The ending drags on forever. Russell and the Juggernaut make it back to the orphanage and find the Headmaster. Russell chases him down the halls screaming for his revenge. This is as bad as it sounds, by the way. Long story short, Cable teams up with Wade and Domino and Nega and Colossus. He gives Wade just 30 seconds to convince Russell not to become a ruthless killer once they find him. Otherwise he’ll kill Russell. This drags, man does it drag. And the music playing and the filmmakers thinking the tunes alone will carry the humor oh my god it is so fucking bad.

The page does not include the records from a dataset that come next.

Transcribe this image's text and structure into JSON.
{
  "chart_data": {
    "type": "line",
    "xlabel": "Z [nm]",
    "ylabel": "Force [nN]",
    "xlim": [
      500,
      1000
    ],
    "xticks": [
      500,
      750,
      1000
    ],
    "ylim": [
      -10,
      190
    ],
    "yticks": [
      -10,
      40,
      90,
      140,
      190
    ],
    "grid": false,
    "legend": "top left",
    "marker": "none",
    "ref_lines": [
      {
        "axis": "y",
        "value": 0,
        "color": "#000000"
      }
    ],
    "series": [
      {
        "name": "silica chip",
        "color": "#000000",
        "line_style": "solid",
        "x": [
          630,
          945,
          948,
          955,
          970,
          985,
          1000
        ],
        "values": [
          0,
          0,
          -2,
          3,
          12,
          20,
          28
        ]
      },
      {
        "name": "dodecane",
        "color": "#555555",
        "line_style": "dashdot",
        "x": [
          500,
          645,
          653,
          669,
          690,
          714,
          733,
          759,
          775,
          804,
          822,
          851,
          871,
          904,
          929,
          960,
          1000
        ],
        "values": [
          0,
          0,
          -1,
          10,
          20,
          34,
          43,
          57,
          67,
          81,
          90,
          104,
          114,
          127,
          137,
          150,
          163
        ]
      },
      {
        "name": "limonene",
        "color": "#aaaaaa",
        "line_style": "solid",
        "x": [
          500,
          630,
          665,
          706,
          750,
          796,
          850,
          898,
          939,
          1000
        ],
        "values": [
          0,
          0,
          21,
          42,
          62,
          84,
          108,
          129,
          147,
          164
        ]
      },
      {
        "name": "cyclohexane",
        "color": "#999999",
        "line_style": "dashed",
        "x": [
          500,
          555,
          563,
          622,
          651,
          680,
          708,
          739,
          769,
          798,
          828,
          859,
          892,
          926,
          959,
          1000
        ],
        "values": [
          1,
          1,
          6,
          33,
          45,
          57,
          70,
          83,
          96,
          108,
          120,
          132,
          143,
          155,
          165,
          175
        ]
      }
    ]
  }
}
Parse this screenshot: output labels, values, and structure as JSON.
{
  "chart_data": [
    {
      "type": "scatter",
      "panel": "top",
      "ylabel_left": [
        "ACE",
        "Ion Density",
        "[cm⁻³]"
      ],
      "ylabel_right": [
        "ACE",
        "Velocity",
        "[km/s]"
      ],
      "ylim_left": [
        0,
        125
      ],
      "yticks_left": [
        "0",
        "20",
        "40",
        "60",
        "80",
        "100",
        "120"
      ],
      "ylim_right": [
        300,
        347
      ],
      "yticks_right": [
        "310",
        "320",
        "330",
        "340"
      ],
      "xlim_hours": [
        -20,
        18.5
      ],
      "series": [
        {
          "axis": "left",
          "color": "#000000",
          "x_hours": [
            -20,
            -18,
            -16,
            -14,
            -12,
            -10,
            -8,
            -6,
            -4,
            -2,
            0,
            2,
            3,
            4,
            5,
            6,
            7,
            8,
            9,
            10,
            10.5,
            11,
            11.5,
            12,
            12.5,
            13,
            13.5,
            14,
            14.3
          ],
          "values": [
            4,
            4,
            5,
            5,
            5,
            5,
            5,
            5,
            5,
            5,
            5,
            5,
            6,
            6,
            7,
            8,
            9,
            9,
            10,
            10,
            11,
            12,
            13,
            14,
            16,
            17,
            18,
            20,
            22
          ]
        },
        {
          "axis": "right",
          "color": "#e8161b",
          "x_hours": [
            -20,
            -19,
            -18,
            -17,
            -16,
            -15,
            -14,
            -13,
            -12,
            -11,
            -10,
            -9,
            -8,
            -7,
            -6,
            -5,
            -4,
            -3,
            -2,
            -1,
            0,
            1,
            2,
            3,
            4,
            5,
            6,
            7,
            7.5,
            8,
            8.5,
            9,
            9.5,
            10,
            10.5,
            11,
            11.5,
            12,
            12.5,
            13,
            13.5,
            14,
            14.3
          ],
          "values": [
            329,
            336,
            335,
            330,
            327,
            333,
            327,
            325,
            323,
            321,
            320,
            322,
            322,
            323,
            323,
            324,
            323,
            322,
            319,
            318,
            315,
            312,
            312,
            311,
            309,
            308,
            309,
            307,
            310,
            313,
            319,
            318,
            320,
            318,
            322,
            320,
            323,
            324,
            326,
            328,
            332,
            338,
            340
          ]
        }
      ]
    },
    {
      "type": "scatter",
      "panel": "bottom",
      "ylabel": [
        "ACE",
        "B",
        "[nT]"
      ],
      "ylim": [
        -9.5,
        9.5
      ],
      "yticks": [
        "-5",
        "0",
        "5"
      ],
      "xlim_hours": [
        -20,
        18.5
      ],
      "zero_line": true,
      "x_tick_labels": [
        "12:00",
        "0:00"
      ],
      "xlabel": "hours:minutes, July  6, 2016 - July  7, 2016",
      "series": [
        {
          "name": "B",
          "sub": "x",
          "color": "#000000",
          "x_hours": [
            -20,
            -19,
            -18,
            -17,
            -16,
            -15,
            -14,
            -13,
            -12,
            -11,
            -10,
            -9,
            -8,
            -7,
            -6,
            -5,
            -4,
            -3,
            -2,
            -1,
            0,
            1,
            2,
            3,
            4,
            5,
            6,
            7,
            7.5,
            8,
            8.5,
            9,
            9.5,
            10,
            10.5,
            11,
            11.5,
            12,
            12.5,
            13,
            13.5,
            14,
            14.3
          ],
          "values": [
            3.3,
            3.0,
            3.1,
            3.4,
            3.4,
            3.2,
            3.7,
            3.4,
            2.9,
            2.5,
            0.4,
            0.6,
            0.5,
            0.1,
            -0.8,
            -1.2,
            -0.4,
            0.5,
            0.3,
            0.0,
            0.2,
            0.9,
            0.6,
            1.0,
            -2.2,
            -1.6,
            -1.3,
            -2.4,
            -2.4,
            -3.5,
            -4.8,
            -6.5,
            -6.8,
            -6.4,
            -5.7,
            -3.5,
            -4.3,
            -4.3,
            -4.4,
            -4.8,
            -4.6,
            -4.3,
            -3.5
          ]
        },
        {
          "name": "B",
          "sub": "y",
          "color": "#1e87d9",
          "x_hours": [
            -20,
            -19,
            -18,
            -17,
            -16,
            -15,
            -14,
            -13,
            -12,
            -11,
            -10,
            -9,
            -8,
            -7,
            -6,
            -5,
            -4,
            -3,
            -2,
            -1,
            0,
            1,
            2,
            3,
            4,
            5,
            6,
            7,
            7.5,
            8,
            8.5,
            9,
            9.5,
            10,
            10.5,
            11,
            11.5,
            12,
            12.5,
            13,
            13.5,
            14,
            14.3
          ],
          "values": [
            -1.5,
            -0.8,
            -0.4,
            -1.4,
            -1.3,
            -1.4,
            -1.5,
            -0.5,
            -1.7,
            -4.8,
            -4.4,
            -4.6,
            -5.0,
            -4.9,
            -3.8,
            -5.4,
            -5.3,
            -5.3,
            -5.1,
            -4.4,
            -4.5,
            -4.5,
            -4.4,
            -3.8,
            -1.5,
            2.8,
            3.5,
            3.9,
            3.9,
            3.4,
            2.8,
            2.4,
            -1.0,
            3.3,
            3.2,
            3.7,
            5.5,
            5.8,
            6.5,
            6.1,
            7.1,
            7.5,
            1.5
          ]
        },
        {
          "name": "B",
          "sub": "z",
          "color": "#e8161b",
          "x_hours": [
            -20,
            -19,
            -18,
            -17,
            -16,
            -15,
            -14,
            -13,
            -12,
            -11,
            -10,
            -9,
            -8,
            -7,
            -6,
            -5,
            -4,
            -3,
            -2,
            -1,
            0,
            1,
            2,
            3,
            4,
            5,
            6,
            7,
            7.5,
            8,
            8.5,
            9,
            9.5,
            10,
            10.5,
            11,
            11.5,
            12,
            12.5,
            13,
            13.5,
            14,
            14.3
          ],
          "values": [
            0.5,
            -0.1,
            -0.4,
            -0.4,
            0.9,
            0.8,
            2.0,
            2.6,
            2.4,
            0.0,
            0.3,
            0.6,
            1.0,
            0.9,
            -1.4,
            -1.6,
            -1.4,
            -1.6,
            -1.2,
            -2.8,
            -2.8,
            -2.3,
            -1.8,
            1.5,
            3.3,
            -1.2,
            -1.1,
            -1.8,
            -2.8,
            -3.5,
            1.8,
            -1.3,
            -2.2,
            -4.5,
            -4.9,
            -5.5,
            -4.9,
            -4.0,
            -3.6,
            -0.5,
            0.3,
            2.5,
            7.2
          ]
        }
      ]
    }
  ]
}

It is slightly touching, I suppose, the final minutes of the film. But on and on they go. Wade does save Russell but is another moment bogged down in maudlin bullshit and darkness. Pumping more unearned drama into this comedy and making us all bored to tears. But great is the moment when Wade goes in to hug Cable. And Brolin’s reaction might be the funniest in the entire movie.
Deadpool 2 should have halted production for another year for them to write a better script. And not one so unreasonably dark and useless. I had hopes from the movie’s opening shot where Reynolds is clearly making fun of how beloved Logan is, but almost immediately that was quelled. This movie is trying way to hard. You might compare these two movies like you would The Simpsons from their prime to their decline. The peak of The Simpsons marks it as the funniest show of all time. They had more gags per episode than most shows do in entire seasons, and they were effortlessly funny. But after around 2002-2003 they became stale. And the number of jokes shrank, and the ones that were there were beaten over our heads. Deadpool 2 has that same air about it, less good humor, and too much space to ruin the jokes that are there. An entire hour could have been cut easily and it would have been all the greater. And what ARE those scenes where Wade communicates with Vanessa in the afterlife? How the fuck is any of this in a Deadpool movie?
Am I crazy? Have I lost my mind again? I just wanted to laugh. And I did in Deadpool 2. But more often I sat there quiet and waiting for something funny to happen. I was bored and uninterested with most of Deadpool 2, and I did not walk into this movie with any sort of unfair expectation. There’s an amazing long take shot near the opening where Wade slaughters dozens of dudes with an axe and chainsaw in real time, while their boss outruns him in fear in slow motion in the foreground. That reminded me of the charm in the violence in the first movie, no such scene existed after that point. What a fucking shame.
The ending is made because of Brolin’s decision. But I checked out long before that point. And every frame the Headmaster and Juggernaut are onscreen will go down as some of the worst moments of 2018. One more thing, if you do decide to go, stick around for the end credits, as there is a scene that is funnier than anything in the actual film. What Reynolds ends up doing to himself I will not spoil, but it is a stroke of actual genius. How I wish that kind of attention could have been paid to the rest of the runtime.